Trouble is most advisors aren’t business experienced entrepreneurs. They’re more likely ex-corporate executives or experts who, though they think they understand the SME owner, have never experienced actually having their own tender parts on the line; have always spent someone else’s money with only a salary and bonuses at risk. 

And that’s not all. 50% of current SME owners are 55-70 yr old baby-boomers whose success in business is largely due to an exceptional coincidence of market opportunity and technical and entrepreneurial talent. Over 90% of SME start-ups disappear within 3 years. Only about 2% grow to be more that a job for the owner. 

That 2% aren’t successful because they went to university. More likely they left school early. They’re not successful because they read endless business books or adopted every new TQM, Zero Defect, Process Re-Engineering or whatever Management fad that raged virus-like through the corporate world.

They’re successful because of who they are, what they’re naturally good at, what they happened to do, and when they happened to do it. Why would they be keen to change, especially when the advice comes from a stranger claiming to have the answer?

A current example from my experience is a substantial client whom we met through a long trusted agent/advisor of his who is also a trusted business friend of ours. The introduction coincided with the client facing unexpected demand for a new product he’d developed. 

In conversation we learn that although 70 next birthday, he’s tired of being the general and operations manager - at the centre of everything – because he wants to focus on what he loves and is good at – developing new products and processes. He has a list of possible projects. 

I ask him, “In the best of all possible worlds, how many of these projects would you like to take to fruition.” “All of them,” he says.  “What’s stopping you?” I ask. He’s silent for a moment then replies, “No one asked me that before. My bank manager, accountant, solicitor and friends all ask “What would you want to that for (at your age)?”” “Look”, I say, “there isn’t much you don’t know about your industry and we personally know very little. So we're not proposing to teach you to suck eggs. But we do have the skills, knowledge, direct experience and network to help you remove the barriers to achieving your goal; to profitably exit what you don’t like, profitably get into what you do. It’ll take 3-4 years and involve a lot of change, including you.” 
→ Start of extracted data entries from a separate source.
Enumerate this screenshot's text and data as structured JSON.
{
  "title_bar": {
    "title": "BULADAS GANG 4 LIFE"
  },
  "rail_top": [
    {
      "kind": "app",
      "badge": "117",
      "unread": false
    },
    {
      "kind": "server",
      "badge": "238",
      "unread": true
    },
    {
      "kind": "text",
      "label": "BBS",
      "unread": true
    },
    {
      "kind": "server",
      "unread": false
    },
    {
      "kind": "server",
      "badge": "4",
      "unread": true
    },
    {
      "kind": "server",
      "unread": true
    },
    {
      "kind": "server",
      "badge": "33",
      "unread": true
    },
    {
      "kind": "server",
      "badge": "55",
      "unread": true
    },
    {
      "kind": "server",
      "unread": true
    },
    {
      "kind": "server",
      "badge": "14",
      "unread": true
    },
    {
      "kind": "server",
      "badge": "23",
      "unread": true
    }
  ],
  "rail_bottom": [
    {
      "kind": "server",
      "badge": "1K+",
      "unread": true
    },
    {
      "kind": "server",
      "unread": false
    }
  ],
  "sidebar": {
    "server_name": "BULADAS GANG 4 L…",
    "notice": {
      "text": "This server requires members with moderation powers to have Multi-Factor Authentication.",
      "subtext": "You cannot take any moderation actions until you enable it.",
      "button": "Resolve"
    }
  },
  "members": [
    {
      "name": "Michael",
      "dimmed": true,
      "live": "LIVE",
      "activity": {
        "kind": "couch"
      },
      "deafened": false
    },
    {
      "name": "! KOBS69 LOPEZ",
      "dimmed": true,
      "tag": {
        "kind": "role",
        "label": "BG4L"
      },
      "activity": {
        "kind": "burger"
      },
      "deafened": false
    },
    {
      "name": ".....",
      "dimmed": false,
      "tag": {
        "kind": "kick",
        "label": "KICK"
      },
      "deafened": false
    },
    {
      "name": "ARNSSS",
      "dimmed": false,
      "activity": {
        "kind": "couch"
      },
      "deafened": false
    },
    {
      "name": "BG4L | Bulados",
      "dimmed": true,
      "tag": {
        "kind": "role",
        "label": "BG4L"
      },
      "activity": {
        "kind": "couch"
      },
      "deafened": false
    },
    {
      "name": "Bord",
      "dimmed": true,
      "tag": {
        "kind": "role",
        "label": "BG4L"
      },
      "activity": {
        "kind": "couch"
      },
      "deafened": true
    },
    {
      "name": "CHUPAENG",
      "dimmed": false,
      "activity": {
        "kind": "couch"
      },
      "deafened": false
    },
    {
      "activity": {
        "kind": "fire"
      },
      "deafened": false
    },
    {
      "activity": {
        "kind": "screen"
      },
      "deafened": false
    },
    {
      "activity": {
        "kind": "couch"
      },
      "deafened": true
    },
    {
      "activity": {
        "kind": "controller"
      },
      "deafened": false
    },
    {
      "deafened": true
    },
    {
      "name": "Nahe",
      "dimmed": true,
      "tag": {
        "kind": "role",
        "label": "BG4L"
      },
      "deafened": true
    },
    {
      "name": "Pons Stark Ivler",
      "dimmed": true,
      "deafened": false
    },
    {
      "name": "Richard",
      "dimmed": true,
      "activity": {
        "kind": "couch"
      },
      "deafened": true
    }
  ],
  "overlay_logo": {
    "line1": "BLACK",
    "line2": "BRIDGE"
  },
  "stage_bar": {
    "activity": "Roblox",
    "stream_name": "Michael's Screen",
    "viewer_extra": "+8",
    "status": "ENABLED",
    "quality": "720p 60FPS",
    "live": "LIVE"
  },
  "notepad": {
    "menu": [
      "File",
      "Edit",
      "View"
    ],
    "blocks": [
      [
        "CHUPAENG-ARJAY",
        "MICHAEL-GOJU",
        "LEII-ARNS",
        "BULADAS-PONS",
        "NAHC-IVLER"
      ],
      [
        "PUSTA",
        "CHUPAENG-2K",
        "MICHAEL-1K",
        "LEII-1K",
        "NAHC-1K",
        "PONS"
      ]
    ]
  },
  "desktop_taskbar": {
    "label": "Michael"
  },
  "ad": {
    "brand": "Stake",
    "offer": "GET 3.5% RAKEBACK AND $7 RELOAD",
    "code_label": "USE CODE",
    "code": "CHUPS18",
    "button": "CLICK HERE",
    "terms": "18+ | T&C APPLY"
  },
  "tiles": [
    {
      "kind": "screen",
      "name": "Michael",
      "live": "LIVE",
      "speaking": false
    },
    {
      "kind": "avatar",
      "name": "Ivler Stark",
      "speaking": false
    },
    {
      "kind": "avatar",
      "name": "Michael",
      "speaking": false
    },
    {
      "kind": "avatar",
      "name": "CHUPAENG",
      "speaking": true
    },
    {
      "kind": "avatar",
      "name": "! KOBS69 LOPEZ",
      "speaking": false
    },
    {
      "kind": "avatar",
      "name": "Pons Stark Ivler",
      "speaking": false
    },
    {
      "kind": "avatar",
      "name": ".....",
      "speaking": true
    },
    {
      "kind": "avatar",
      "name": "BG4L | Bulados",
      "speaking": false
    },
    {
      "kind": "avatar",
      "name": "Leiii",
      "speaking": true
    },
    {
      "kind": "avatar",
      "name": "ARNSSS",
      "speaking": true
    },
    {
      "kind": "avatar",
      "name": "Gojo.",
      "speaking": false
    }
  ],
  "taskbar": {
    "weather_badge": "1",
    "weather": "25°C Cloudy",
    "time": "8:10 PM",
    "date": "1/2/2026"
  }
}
To cut the story short, we’re eight months into the project on his condition: that we complete it in 2 years not 3-4. 

We aren’t “doing TOC” with him per se, or “one-page-plan” or any other “tool” or programme. But we are using those and many other approaches and techniques in a rolling-wave project to achieve his goals. In the process we're engaging with him and his people experientially so that in two years that knowledge and skill will be “built into” the organisation(s). The bits he then sells for a high price will be a great buy for new owners who likely are or want to be global magnates. He can keep the other highly profitable bits he likes. 

The thing is we met him at that right time and through connections he trusts. Notice also that like him we are also baby boomers and like him we are also SME experienced entrepreneurs. Unlike him we have high-level specialist business skills and knowledge that he knows he lacks. He trusts us and we trust him too.